I had to change the semantics of SimpleFunction and SimpleBinaryOperator for 2.7 but I prefer the new version anyway, so it went into the main line. The code on the scala-2.7 branch is currently identical to the master branch, except for the test classes which are different in two regards:

  • Although the Scala Language Specification mandates that the part left to the “<-” in a for comprehension is a pattern, the wildcard pattern “_” does not work in 2.7. I have changed it to a dummy variable named “__“.
  • The type inferencer in 2.7 cannot infer the correct type for the implicit OptionMapper objects. OptionMapper[_,_,_,_] has four type parameters, the last one being used for the return type of functions which use the mapper, so it is not yet known when looking for an implicit mapper and gets inferred as Nothing. Scala 2.8 apparently knows that this type parameter is undetermined, finds the single matching implicit object for the other three parameters and then fills in the fourth.
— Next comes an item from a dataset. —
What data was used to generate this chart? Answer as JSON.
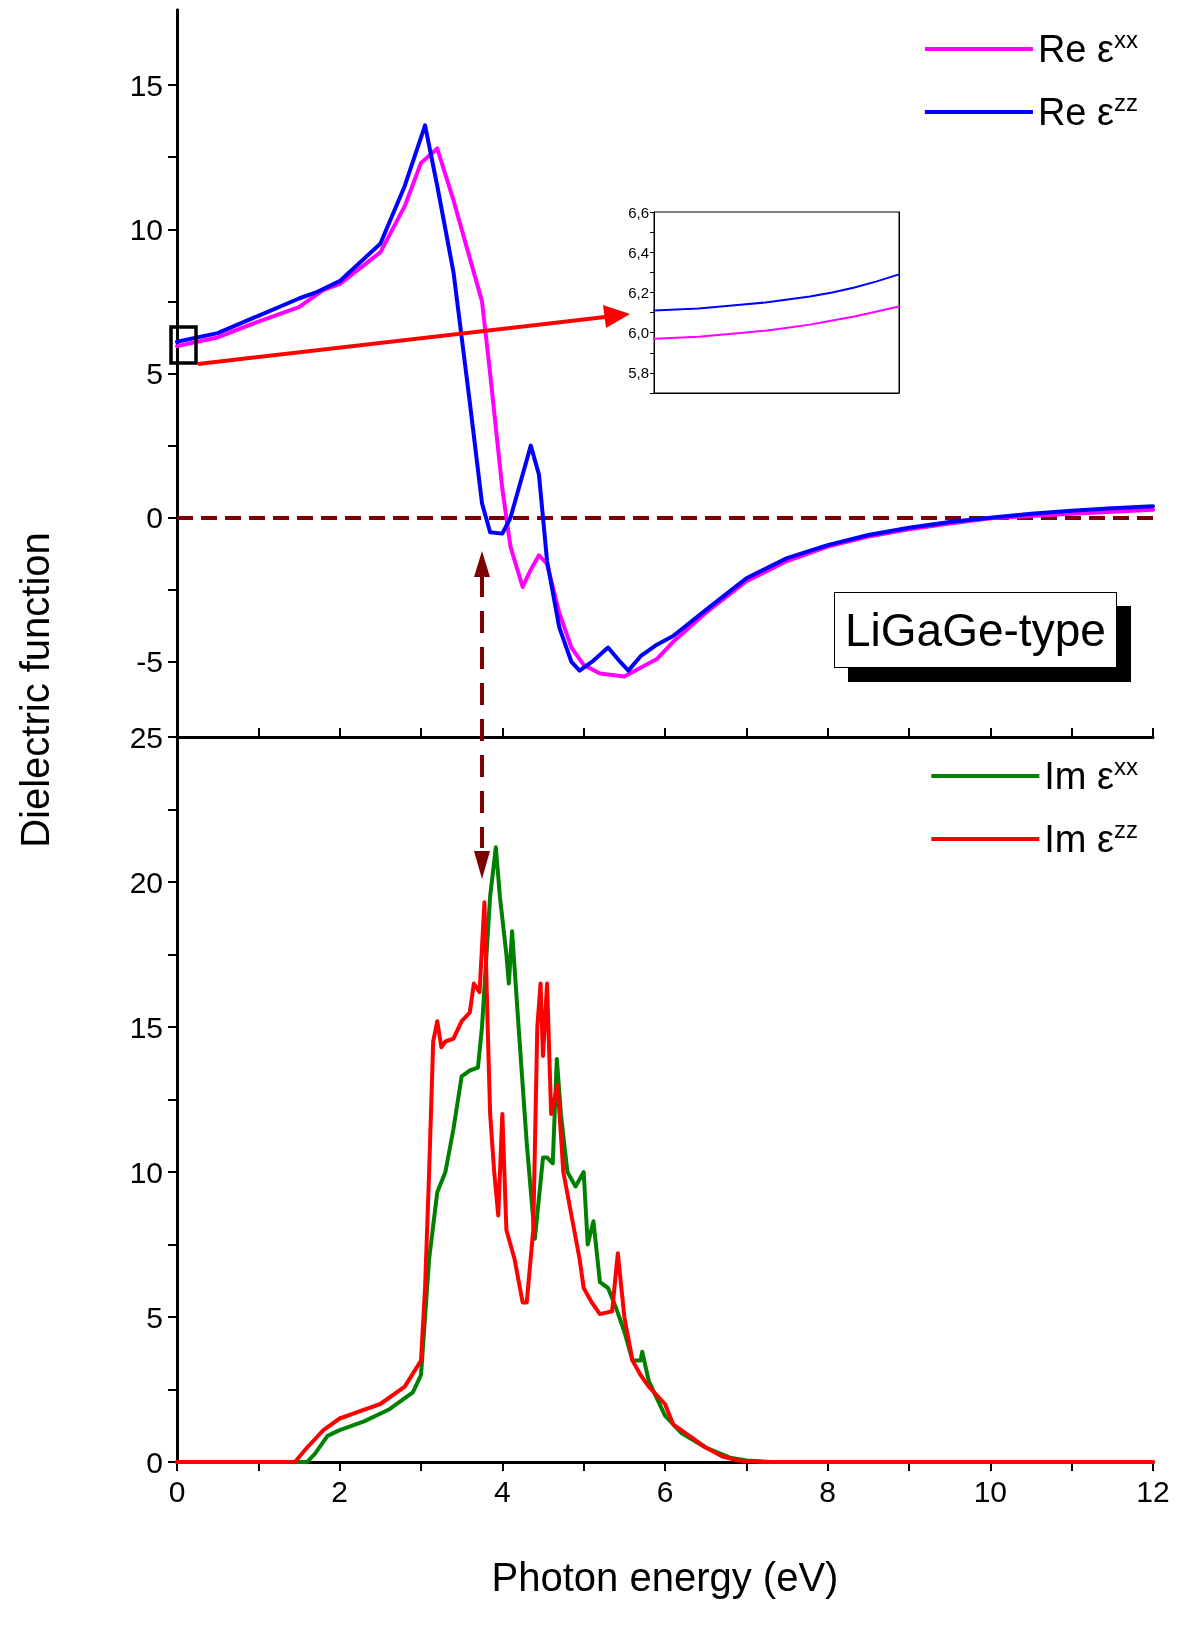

The type-correct interoperability of option and non-option types in ScalaQuery relies heavily on the improved type inferencer and I don’t see any way of making it work nicely with 2.7. The work-around is to add type annotations to the boolean operators, e.g. a && b might become a.&&[Boolean,Option[Boolean]](b). Yuck!

I’m still focused on Scala 2.8 as a target platform and will probably not spend much time integrating new features into the scala-2.7 branch but contributions are always welcome.